Xiaomi kicked off what is set to be one of the world’s biggest initial public offerings to raise up to $10bn, filing a prospectus that gives investors their first look at the Chinese handset maker’s financials. It is due to list in early July.
Xiaomi made an operating profit of Rmb12.2bn ($1.9bn) last calendar year, triple the previous year. After deducting the cost of redeeming convertible preference shares held by investors that became a pre-tax net loss of Rmb41.83bn.
The numbers also show that, Xiaomi’s phoenix-like rise from its nadir notwithstanding, the company continues to burn through cash, to the tune of Rmb995.67m last year.
Proceeds from the IPO, which analysts and bankers expect to value the company short of the $100bn originally touted, will be split in roughly equal parts between research and development, investments in the internet of things and other areas designed to boost its software platform, and global expansion. It has already invested in over 90 IoT and lifestyle companies and has become the top smartphone seller in India, with a 31 per cent market share according to Canalys.

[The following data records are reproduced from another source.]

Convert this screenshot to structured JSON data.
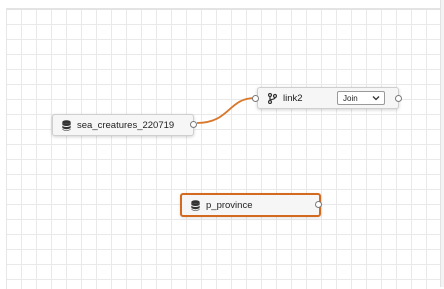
{
  "canvas": {
    "grid": "on"
  },
  "nodes": {
    "source": {
      "label": "sea_creatures_220719",
      "icon": "database-icon"
    },
    "join": {
      "label": "link2",
      "icon": "branch-merge-icon",
      "join_type": {
        "selected": "Join"
      }
    },
    "province": {
      "label": "p_province",
      "icon": "database-icon",
      "selected": true
    }
  },
  "colors": {
    "connection": "#d9772a",
    "selection": "#d46a1f",
    "grid_line": "#e9e9e9"
  }
}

The flotation would be one of the first to take advantage of changes to HKEX’s listing regime, made last month, which allow for companies to list with weighted voting rights for the first time.

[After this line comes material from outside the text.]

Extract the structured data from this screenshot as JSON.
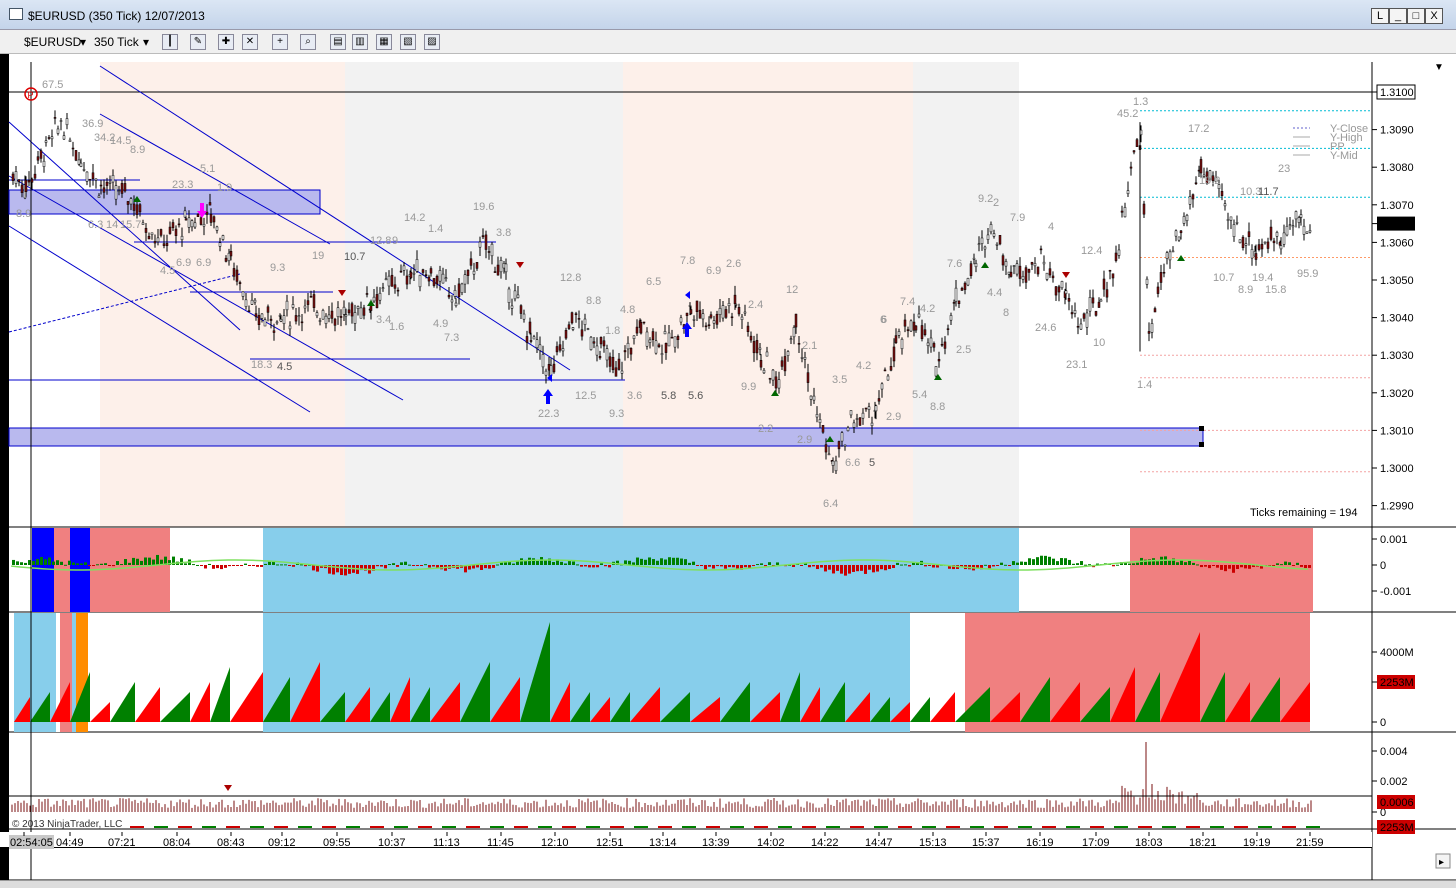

Another banker working on the deal recently told the FT that HKEX wanted Xiaomi to “be the poster child of its new regime”.
While the company began life as a cheaper iPhone it has since expanded into home products, like rice cookers and air conditioners, and developing a mini-platform offering entertainment and other apps – aping the model adopted by the likes of Apple and, in China, Tencent and Alibaba.
Lei Jun, co-founder and chairman, never one to shrink from hyperbole, introduced the company in the prospectus by saying “We have changed how hundreds of millions of people live, and we will become a part of the lives of billions of people globally in the future.”